The backdrop of this selling pressure is SpaceX's anticipated IPO, which is expected to raise approximately $75 billion, positioning the company’s estimated valuation between $1.75 trillion and $1.8 trillion. This valuation places SpaceX among the giants of the tech industry. The eagerness surrounding the IPO is profound, with reported retail demand exceeding $70 billion in orders. Individual investors are anticipated to secure at least 20% of the shares available, with previous estimates suggesting that allocations could reach as high as 30%—a significant share for such a major offering.
This surge in demand for SpaceX may be leading traders to liquidate other assets to free up cash. Analysts from Vanda have suggested that retail investors are likely saving funds for this landmark IPO, while BNP Paribas has highlighted the decline in Micron stocks as a potential indicator of selling trends in previously favored stocks to make room for SpaceX.

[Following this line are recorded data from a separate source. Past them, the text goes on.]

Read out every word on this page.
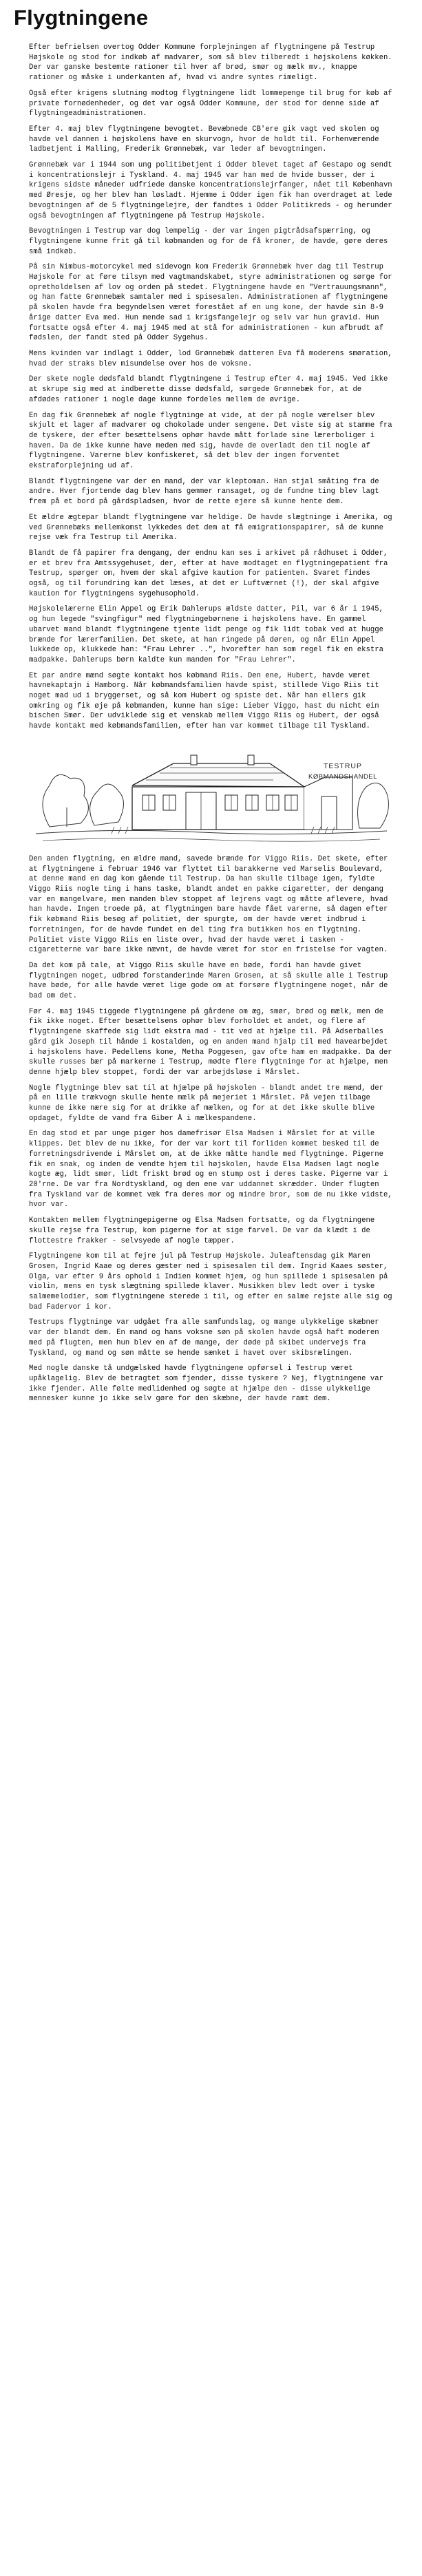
Flygtningene

Efter befrielsen overtog Odder Kommune forplejningen af flygtningene på Testrup Højskole og stod for indkøb af madvarer, som så blev tilberedt i højskolens køkken. Der var ganske bestemte rationer til hver af brød, smør og mælk mv., knappe rationer og måske i underkanten af, hvad vi andre syntes rimeligt.

Også efter krigens slutning modtog flygtningene lidt lommepenge til brug for køb af private fornødenheder, og det var også Odder Kommune, der stod for denne side af flygtningeadministrationen.

Efter 4. maj blev flygtningene bevogtet. Bevæbnede CB'ere gik vagt ved skolen og havde vel dannen i højskolens have en skurvogn, hvor de holdt til. Forhenværende ladbetjent i Malling, Frederik Grønnebæk, var leder af bevogtningen.

Grønnebæk var i 1944 som ung politibetjent i Odder blevet taget af Gestapo og sendt i koncentrationslejr i Tyskland. 4. maj 1945 var han med de hvide busser, der i krigens sidste måneder udfriede danske koncentrationslejrfanger, nået til København med Øresje, og her blev han løsladt. Hjemme i Odder igen fik han overdraget at lede bevogtningen af de 5 flygtningelejre, der fandtes i Odder Politikreds - og herunder også bevogtningen af flygtningene på Testrup Højskole.

Bevogtningen i Testrup var dog lempelig - der var ingen pigtrådsafspærring, og flygtningene kunne frit gå til købmanden og for de få kroner, de havde, gøre deres små indkøb.

På sin Nimbus-motorcykel med sidevogn kom Frederik Grønnebæk hver dag til Testrup Højskole for at føre tilsyn med vagtmandskabet, styre administrationen og sørge for opretholdelsen af lov og orden på stedet. Flygtningene havde en "Vertrauungsmann", og han fatte Grønnebæk samtaler med i spisesalen. Administrationen af flygtningene på skolen havde fra begyndelsen været forestået af en ung kone, der havde sin 8-9 årige datter Eva med. Hun mende sad i krigsfangelejr og selv var hun gravid. Hun fortsatte også efter 4. maj 1945 med at stå for administrationen - kun afbrudt af fødslen, der fandt sted på Odder Sygehus.

Mens kvinden var indlagt i Odder, lod Grønnebæk datteren Eva få moderens smøration, hvad der straks blev misundelse over hos de voksne.

Der skete nogle dødsfald blandt flygtningene i Testrup efter 4. maj 1945. Ved ikke at skrupe sig med at indberette disse dødsfald, sørgede Grønnebæk for, at de afdødes rationer i nogle dage kunne fordeles mellem de øvrige.

En dag fik Grønnebæk af nogle flygtninge at vide, at der på nogle værelser blev skjult et lager af madvarer og chokolade under sengene. Det viste sig at stamme fra de tyskere, der efter besættelsens ophør havde mått forlade sine lærerboliger i haven. Da de ikke kunne have meden med sig, havde de overladt den til nogle af flygtningene. Varerne blev konfiskeret, så det blev der ingen forventet ekstraforplejning ud af.

Blandt flygtningene var der en mand, der var kleptoman. Han stjal småting fra de andre. Hver fjortende dag blev hans gemmer ransaget, og de fundne ting blev lagt frem på et bord på gårdspladsen, hvor de rette ejere så kunne hente dem.

Et ældre ægtepar blandt flygtningene var heldige. De havde slægtninge i Amerika, og ved Grønnebæks mellemkomst lykkedes det dem at få emigrationspapirer, så de kunne rejse væk fra Testrup til Amerika.

Blandt de få papirer fra dengang, der endnu kan ses i arkivet på rådhuset i Odder, er et brev fra Amtssygehuset, der, efter at have modtaget en flygtningepatient fra Testrup, spørger om, hvem der skal afgive kaution for patienten. Svaret findes også, og til forundring kan det læses, at det er Luftværnet (!), der skal afgive kaution for flygtningens sygehusophold.

Højskolelærerne Elin Appel og Erik Dahlerups ældste datter, Pil, var 6 år i 1945, og hun legede "svingfigur" med flygtningebørnene i højskolens have. En gammel ubarvet mand blandt flygtningene tjente lidt penge og fik lidt tobak ved at hugge brænde for lærerfamilien. Det skete, at han ringede på døren, og når Elin Appel lukkede op, klukkede han: "Frau Lehrer ..", hvorefter han som regel fik en ekstra madpakke. Dahlerups børn kaldte kun manden for "Frau Lehrer".

Et par andre mænd søgte kontakt hos købmand Riis. Den ene, Hubert, havde været havnekaptajn i Hamborg. Når købmandsfamilien havde spist, stillede Vigo Riis tit noget mad ud i bryggerset, og så kom Hubert og spiste det. Når han ellers gik omkring og fik øje på købmanden, kunne han sige: Lieber Viggo, hast du nicht ein bischen Smør. Der udviklede sig et venskab mellem Viggo Riis og Hubert, der også havde kontakt med købmandsfamilien, efter han var kommet tilbage til Tyskland.

TESTRUP
KØBMANDSHANDEL

Den anden flygtning, en ældre mand, savede brænde for Viggo Riis. Det skete, efter at flygtningene i februar 1946 var flyttet til barakkerne ved Marselis Boulevard, at denne mand en dag kom gående til Testrup. Da han skulle tilbage igen, fyldte Viggo Riis nogle ting i hans taske, blandt andet en pakke cigaretter, der dengang var en mangelvare, men manden blev stoppet af lejrens vagt og måtte aflevere, hvad han havde. Ingen troede på, at flygtningen bare havde fået varerne, så dagen efter fik købmand Riis besøg af politiet, der spurgte, om der havde været indbrud i forretningen, for de havde fundet en del ting fra butikken hos en flygtning. Politiet viste Viggo Riis en liste over, hvad der havde været i tasken - cigaretterne var bare ikke nævnt, de havde været for stor en fristelse for vagten.

Da det kom på tale, at Viggo Riis skulle have en bøde, fordi han havde givet flygtningen noget, udbrød forstanderinde Maren Grosen, at så skulle alle i Testrup have bøde, for alle havde været lige gode om at forsøre flygtningene noget, når de bad om det.

Før 4. maj 1945 tiggede flygtningene på gårdene om æg, smør, brød og mælk, men de fik ikke noget. Efter besættelsens ophør blev forholdet et andet, og flere af flygtningene skaffede sig lidt ekstra mad - tit ved at hjælpe til. På Adserballes gård gik Joseph til hånde i kostalden, og en anden mand hjalp til med havearbejdet i højskolens have. Pedellens kone, Metha Poggesen, gav ofte ham en madpakke. Da der skulle russes bær på markerne i Testrup, mødte flere flygtninge for at hjælpe, men denne hjælp blev stoppet, fordi der var arbejdsløse i Mårslet.

Nogle flygtninge blev sat til at hjælpe på højskolen - blandt andet tre mænd, der på en lille trækvogn skulle hente mælk på mejeriet i Mårslet. På vejen tilbage kunne de ikke nære sig for at drikke af mælken, og for at det ikke skulle blive opdaget, fyldte de vand fra Giber Å i mælkespandene.

En dag stod et par unge piger hos damefrisør Elsa Madsen i Mårslet for at ville klippes. Det blev de nu ikke, for der var kort til forliden kommet besked til de forretningsdrivende i Mårslet om, at de ikke måtte handle med flygtninge. Pigerne fik en snak, og inden de vendte hjem til højskolen, havde Elsa Madsen lagt nogle kogte æg, lidt smør, lidt friskt brød og en stump ost i deres taske. Pigerne var i 20'rne. De var fra Nordtyskland, og den ene var uddannet skrædder. Under flugten fra Tyskland var de kommet væk fra deres mor og mindre bror, som de nu ikke vidste, hvor var.

Kontakten mellem flygtningepigerne og Elsa Madsen fortsatte, og da flygtningene skulle rejse fra Testrup, kom pigerne for at sige farvel. De var da klædt i de flottestre frakker - selvsyede af nogle tæpper.

Flygtningene kom til at fejre jul på Testrup Højskole. Juleaftensdag gik Maren Grosen, Ingrid Kaae og deres gæster ned i spisesalen til dem. Ingrid Kaaes søster, Olga, var efter 9 års ophold i Indien kommet hjem, og hun spillede i spisesalen på violin, mens en tysk slægtning spillede klaver. Musikken blev ledt over i tyske salmemelodier, som flygtningene sterede i til, og efter en salme rejste alle sig og bad Fadervor i kor.

Testrups flygtninge var udgået fra alle samfundslag, og mange ulykkelige skæbner var der blandt dem. En mand og hans voksne søn på skolen havde også haft moderen med på flugten, men hun blev en af de mange, der døde på skibet undervejs fra Tyskland, og mand og søn måtte se hende sænket i havet over skibsrælingen.

Med nogle danske tå undgælsked havde flygtningene opførsel i Testrup været upåklagelig. Blev de betragtet som fjender, disse tyskere ? Nej, flygtningene var ikke fjender. Alle følte medlidenhed og søgte at hjælpe den - disse ulykkelige mennesker kunne jo ikke selv gøre for den skæbne, der havde ramt dem.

In recent trading sessions, well-known semiconductor companies like Micron, Qualcomm, Broadcom, AMD, and Super Micro have faced significant pressure, particularly as the market sees a rotation from AI-linked stocks. This comes on the heels of an impressive rally in chip stocks, providing an opportunity for retail investors to realize profits before the arrival of this high-profile IPO.
Moreover, it’s critical to note that SpaceX may not be entering the public market alone. Other prominent players in the AI sector, such as OpenAI and Anthropic, are also gearing up for their own public offerings. This raises the possibility that the appetite for new investments in both AI and space sectors could divert more capital away from existing tech stocks, prompting potential volatility in these markets.